Each time we go to a new doctor, begin a new job, file our taxes and even when we sign up for a new gym membership, we are handed an intake form. Through a series of specific questions about race, age, sex and occupation, we are narrowly defined to be easily understood. However, Americans are increasingly pushing against this practice and changing the way we define ourselves.
New research by Takeyuki Tsuda, a professor in ASU’s School of Human Evolution and Social Change, examines the experience of multiracial Asian Americans within the Phoenix metropolitan community.
In his research paper, “Subverting monoracial hegemony? The multiracial identities of mixed-race Asians in the United States,” Tsuda suggests that although there has been a dramatic increase in America's multiracial population since the 1967 U.S. Supreme Court decision in Loving v. Virginia, ethnic minorities are often pressured to prioritize one racial background over another.
The 2020 Census revealed that 33.8 million people in America self-identify as multiracial. That's a 276% increase since 2010 when just 9 million people self-identified as multiracial. According to Tsuda, this is a particularly important change for multiracial Asian Americans.
“Large-scale Asian immigration is relatively recent in the U.S., so there aren’t many mixed-race Asians for whom the racial intermixture happened many generations ago. In contrast, for other mixed-race peoples, because the racial mixture often happened generations ago, they are no longer that aware of being mixed-race,” said Tsuda.
A 2012 report by the Pew Research Center determined that the fastest-growing racial group in the United States is Asian Americans and as much as 68% of adult Asians in America are immigrants to the U.S. Additionally, Asian Americans have the highest rate of interracial marriage among all ethic groups in the U.S.
With the rise in multiracialism, Tsuda’s research found that multiracial Asians tend to publicly embrace all of their heritages more than other multiracial groups.
“I’d rather be ‘Other’ [on official forms] than be forced to say that I’m just Asian or I’m just white,” said one man who was interviewed for Tsuda’s research.
While other countries have adopted what Tsuda refers to as “truly multiracial categories” that are widely accepted and used, the U.S. has not followed suit.
“Even if Asian Americans insist on identifying multiracially, they have to split their complex identities into separate monoracial parts by saying ‘I’m half Asian, half white,’ or ‘I’m half Asian, one-quarter Black and one-quarter white,’ so that other people can understand who they are. This does not do justice to their multiracial identities in which they feel they are a complex, hybrid racial mixture, and not just a conglomeration of separate monoracial parts,” said Tsuda.
In the wake of more multiracial individuals refusing to submit to monoracial identities, the usage of what Tsuda calls “nontraditional monoracial identities,” or blended racial terms such as Blasian (black and Asian) and Wasian (white and Asian), has arisen.
Still, Tsuda finds fault with these attempts at creating a more diverse vernacular.
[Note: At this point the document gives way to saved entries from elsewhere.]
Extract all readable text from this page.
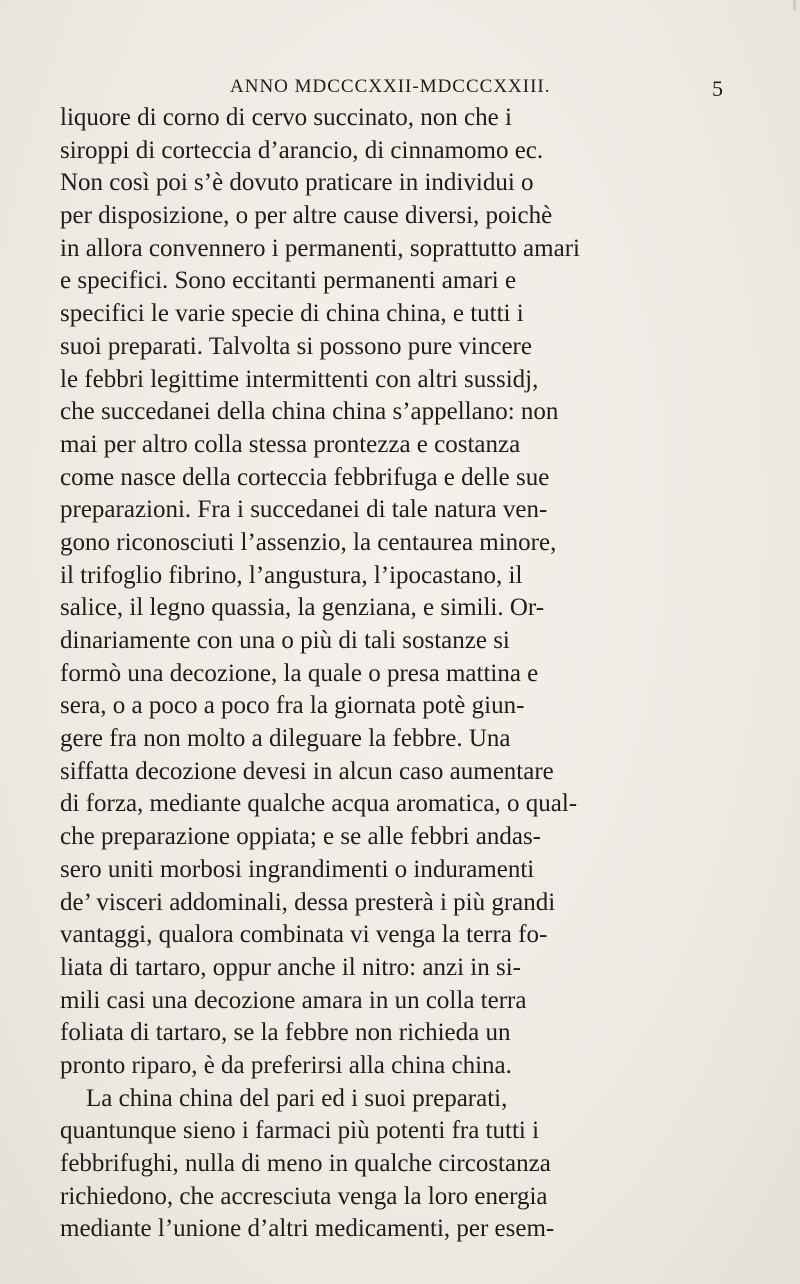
ANNO MDCCCXXII-MDCCCXXIII.	5
liquore di corno di cervo succinato, non che i
siroppi di corteccia d’arancio, di cinnamomo ec.
Non così poi s’è dovuto praticare in individui o
per disposizione, o per altre cause diversi, poichè
in allora convennero i permanenti, soprattutto amari
e specifici. Sono eccitanti permanenti amari e
specifici le varie specie di china china, e tutti i
suoi preparati. Talvolta si possono pure vincere
le febbri legittime intermittenti con altri sussidj,
che succedanei della china china s’appellano: non
mai per altro colla stessa prontezza e costanza
come nasce della corteccia febbrifuga e delle sue
preparazioni. Fra i succedanei di tale natura ven-
gono riconosciuti l’assenzio, la centaurea minore,
il trifoglio fibrino, l’angustura, l’ipocastano, il
salice, il legno quassia, la genziana, e simili. Or-
dinariamente con una o più di tali sostanze si
formò una decozione, la quale o presa mattina e
sera, o a poco a poco fra la giornata potè giun-
gere fra non molto a dileguare la febbre. Una
siffatta decozione devesi in alcun caso aumentare
di forza, mediante qualche acqua aromatica, o qual-
che preparazione oppiata; e se alle febbri andas-
sero uniti morbosi ingrandimenti o induramenti
de’ visceri addominali, dessa presterà i più grandi
vantaggi, qualora combinata vi venga la terra fo-
liata di tartaro, oppur anche il nitro: anzi in si-
mili casi una decozione amara in un colla terra
foliata di tartaro, se la febbre non richieda un
pronto riparo, è da preferirsi alla china china.
La china china del pari ed i suoi preparati,
quantunque sieno i farmaci più potenti fra tutti i
febbrifughi, nulla di meno in qualche circostanza
richiedono, che accresciuta venga la loro energia
mediante l’unione d’altri medicamenti, per esem-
“It has greater potential to challenge monoracial categories. However, relatively few mixed-race Asians in my research sample used such terminology, because they felt other people would be unfamiliar with such terms and be confused. This forces them to revert again to monoracial terminology by explaining ‘I’m half white, half Asian,’ for example,” said Tsuda.
This raises concerns for Tsuda, who argues that this hybridization of language actually fragments multiracial identity into a compilation of disparate racial parts. If someone is fragmented in such a way, the conclusion is that they are not whole and complete, concludes Tsuda.
The splitting of multiracial identities into smaller, monoracial pieces also plays into stereotypes that such people are vulnerable to maladjustment and lower self-esteem because of their inability to fit into a clearly defined ethnic group, according to Tsuda’s research.
Ultimately, Tsuda suggests that there is only one path forward to combat a deeply engrained monoracially-based system — to make sweeping changes in how we classify people racially in the U.S.
“Our U.S. system of monoracial classification oversimplifies the incredible racial diversity of people who live in the country. The only way for mixed-race people to adequately describe their complex racial ancestry is to use multiracial categories, and not monoracial ones,” said Tsuda.